On Sunday night, 10.3 million viewers and I had the privilege of watching the series finale of “Breaking Bad.” And the series finale was everything I could have ever wanted it to be: it had guns, revenge, justice and even humor. It was the perfect denouement to one of the greatest examples of storytelling of our time.
It’s rare that a television show can affect as many people as “Breaking Bad” has. Millions of viewers have tuned in every Sunday for years, and it’s consistently received high ratings since the first episode. As of Sunday night, “Breaking Bad” is joining the ranks of the best TV dramas ever created, including “The Wire” and “The Sopranos.” And it deserves to be there.
When “Breaking Bad” first aired in 2008, I knew nothing about it. And it is one of my deepest regrets that I remained ignorant of its existence until Thanksgiving break 2012. Like most teenagers during the break, I was bored out of mind and surfing Netflix. I skimmed over every icon the site presented me with and quickly dismissed most of my options. “Mad Men?” Seen it. “Gossip Girl?” Been there. “Arrested Development?” So 2005. Finally, my eyes rested upon an emerald green background, featuring the chemical symbols for Bromine and Barium and two men wearing bright yellow hazard suits. The icon intrigued me, so I clicked “play.”
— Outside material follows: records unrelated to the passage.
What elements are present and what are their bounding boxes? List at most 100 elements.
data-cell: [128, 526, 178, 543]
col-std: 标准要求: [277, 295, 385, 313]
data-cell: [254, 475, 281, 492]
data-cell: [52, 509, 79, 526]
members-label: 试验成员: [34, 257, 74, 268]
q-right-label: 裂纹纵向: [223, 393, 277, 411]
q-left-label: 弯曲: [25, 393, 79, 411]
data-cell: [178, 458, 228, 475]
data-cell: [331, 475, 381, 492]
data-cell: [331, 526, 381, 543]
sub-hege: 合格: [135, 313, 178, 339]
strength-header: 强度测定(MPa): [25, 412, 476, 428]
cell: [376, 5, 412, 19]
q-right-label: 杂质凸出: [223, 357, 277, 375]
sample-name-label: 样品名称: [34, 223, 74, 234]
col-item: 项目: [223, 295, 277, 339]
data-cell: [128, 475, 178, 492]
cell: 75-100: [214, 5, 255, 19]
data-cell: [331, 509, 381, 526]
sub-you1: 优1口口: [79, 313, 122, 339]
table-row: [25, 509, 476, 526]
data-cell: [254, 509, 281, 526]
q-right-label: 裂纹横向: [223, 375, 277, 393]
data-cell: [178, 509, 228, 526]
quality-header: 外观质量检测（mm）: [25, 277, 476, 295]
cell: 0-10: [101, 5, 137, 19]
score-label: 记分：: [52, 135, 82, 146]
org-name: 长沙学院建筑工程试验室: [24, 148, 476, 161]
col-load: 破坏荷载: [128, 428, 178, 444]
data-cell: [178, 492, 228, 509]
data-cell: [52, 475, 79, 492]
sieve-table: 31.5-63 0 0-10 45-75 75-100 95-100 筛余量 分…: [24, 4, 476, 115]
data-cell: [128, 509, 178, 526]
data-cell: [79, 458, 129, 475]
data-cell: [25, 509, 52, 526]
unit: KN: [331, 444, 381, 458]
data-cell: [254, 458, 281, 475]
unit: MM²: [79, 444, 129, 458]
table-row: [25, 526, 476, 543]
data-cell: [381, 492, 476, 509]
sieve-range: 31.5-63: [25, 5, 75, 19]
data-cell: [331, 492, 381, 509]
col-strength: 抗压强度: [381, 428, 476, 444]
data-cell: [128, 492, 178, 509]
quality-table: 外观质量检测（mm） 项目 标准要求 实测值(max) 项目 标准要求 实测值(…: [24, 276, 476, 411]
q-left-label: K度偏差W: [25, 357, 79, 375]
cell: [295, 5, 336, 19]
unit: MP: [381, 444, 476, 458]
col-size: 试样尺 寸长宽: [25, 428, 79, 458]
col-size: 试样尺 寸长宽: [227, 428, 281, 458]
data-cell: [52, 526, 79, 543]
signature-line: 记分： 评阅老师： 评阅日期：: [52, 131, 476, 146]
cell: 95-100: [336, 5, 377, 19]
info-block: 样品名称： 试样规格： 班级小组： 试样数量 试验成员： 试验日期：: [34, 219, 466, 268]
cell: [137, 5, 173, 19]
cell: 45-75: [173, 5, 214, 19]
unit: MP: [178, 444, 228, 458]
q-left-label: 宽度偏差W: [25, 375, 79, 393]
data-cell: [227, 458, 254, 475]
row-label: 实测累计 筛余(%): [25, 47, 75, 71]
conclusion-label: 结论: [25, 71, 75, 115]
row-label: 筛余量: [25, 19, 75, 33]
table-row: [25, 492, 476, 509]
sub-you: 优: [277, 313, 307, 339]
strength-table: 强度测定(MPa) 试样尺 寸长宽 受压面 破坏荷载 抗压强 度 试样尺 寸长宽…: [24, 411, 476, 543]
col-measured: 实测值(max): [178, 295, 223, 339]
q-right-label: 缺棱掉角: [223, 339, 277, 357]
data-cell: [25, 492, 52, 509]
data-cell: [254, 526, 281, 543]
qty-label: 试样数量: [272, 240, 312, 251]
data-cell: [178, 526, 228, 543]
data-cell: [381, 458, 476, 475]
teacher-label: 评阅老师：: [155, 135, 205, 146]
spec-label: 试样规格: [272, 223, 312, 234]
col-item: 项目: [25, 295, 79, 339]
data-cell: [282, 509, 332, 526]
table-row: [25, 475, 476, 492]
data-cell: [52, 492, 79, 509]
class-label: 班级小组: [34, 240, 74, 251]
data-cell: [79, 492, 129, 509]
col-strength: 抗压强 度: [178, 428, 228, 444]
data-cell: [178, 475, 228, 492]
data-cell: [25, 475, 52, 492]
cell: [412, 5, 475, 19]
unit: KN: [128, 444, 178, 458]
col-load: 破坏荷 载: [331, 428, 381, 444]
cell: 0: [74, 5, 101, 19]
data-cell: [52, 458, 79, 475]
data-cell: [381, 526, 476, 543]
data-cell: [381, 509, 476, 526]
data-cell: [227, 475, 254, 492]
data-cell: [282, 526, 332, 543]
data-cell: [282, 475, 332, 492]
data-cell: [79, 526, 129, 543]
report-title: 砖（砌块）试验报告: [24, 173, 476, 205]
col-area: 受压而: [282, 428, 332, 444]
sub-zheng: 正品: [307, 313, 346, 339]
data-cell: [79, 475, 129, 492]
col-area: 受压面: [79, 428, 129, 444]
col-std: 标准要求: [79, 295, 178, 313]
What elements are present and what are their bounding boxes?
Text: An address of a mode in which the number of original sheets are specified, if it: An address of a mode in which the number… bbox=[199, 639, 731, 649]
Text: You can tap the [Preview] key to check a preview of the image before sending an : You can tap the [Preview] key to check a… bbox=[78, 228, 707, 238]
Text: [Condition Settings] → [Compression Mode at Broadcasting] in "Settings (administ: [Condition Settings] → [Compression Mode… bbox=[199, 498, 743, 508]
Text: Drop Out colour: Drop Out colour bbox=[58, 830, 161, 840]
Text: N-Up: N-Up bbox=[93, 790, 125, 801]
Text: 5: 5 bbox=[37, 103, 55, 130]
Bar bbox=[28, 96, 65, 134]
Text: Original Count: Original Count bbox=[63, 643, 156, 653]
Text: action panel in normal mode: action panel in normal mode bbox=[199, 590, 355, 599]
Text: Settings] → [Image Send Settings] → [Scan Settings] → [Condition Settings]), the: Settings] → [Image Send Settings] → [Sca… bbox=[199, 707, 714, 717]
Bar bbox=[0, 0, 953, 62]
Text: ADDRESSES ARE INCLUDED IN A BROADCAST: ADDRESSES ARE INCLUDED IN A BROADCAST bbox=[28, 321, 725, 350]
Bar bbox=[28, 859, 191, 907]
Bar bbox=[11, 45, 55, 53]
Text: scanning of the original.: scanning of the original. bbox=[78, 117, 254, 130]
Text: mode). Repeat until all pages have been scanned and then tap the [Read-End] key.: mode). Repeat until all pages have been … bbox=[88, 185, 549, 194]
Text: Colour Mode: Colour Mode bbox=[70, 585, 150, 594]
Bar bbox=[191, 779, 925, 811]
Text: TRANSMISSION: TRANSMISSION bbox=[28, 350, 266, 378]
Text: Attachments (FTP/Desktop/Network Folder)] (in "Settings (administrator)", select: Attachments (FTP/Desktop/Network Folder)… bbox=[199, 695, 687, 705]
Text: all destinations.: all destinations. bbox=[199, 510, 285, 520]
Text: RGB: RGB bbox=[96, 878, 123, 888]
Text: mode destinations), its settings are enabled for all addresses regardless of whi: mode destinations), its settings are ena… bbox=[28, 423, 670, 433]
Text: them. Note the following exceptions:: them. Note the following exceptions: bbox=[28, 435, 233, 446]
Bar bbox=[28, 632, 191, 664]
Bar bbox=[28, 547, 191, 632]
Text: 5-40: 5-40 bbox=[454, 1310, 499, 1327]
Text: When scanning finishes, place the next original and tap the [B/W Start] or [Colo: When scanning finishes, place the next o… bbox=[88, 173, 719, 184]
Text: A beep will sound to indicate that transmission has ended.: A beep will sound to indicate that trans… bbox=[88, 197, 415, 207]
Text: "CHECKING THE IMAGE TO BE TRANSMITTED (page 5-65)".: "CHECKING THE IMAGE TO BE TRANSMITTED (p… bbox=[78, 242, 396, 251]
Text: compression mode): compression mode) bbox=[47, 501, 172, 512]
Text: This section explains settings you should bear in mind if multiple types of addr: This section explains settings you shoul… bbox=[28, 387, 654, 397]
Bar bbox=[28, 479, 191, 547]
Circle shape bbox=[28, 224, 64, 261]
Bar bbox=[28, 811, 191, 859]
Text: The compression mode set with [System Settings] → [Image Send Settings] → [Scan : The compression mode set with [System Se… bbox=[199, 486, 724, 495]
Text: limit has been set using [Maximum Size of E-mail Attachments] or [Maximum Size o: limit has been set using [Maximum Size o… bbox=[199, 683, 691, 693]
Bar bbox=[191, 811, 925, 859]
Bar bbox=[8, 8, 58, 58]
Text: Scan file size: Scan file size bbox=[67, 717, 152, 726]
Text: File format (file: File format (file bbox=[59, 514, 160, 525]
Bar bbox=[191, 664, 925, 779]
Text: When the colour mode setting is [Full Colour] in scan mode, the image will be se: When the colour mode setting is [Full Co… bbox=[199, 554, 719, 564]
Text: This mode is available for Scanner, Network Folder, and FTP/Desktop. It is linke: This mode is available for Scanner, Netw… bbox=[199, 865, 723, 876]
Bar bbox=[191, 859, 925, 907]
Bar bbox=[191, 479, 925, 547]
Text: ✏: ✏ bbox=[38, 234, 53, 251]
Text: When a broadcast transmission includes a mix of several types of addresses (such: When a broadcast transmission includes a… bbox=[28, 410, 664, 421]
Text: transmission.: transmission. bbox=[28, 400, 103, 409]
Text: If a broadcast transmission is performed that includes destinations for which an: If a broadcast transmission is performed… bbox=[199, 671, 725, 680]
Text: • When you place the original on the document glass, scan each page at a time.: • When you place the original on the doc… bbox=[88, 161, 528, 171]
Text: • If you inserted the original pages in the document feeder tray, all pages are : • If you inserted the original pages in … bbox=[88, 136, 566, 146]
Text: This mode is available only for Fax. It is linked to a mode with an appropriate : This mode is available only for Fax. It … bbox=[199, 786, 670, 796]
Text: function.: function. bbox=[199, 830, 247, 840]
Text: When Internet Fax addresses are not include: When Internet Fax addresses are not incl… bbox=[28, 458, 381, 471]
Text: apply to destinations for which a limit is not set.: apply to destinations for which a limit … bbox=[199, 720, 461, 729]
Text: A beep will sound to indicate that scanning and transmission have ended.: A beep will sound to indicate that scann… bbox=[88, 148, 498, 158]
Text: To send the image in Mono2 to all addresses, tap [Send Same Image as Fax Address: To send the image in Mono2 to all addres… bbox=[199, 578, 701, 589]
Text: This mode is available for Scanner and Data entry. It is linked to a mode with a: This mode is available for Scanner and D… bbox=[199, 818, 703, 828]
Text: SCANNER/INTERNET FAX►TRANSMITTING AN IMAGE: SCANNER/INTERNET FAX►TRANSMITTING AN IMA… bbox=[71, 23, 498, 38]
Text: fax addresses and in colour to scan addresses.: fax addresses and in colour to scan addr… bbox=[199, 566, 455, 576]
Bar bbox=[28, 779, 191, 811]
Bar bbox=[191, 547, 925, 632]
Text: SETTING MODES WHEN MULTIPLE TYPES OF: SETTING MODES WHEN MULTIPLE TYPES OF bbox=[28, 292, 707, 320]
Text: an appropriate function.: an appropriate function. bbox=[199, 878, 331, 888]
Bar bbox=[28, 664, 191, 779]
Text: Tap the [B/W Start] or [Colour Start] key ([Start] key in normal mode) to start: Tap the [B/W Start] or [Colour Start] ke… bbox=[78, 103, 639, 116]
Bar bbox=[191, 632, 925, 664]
What happened after I watched the first episode can only be described as a downward spiral; I spent hours upon hours watching “Breaking Bad,” neglecting both homework and my social life to watch the next episode. This went on for weeks, until I reached the end of the first half of season five. The whole series was perfection. I laughed, I cried and I fell in love.
I haven’t been with “Breaking Bad” since the beginning, and I sincerely envy every viewer who has been. But my journey with Walt and Jesse, even if it only lasted for 10 months, was amazing. Everything about the show is fantastic: the writing is superb, the characters are wonderfully developed and I never felt bored. Not even once.
No matter what the future of storytelling is, whether it is solely on the internet or on our phones, “Breaking Bad” is a feat in storytelling on television. Every plot twist that unravelled, every character that broke your heart. The show evolved, and within it so did the characters. It all seemed real.
In the beginning you have Walt, a mousy chemistry teacher, who transforms into a tyrannical meth king. And by the end, you can’t even be certain whether that’s even the same person. You’re rooting for Jesse, his meth partner, and hating on Walt’s wife, Skyler, who used to be a practical housewife and then began laundering his meth money. “Breaking Bad” could change what you think about people and why you think it, and it made you question what makes a good person “good,” or a bad person “bad.” And that is truly remarkable.
So I commend you, Vince Gilligan. Every episode was fantastic, and unsurprisingly so. In the years to come, as we see the ends of “Mad Men” and “Game of Thrones,” it will be extremely difficult to replicate the kind of perfect ending “Breaking Bad” had. The end of “Breaking Bad” is the end of an era, and one that I will greatly miss. Farewell, Walt and Jesse.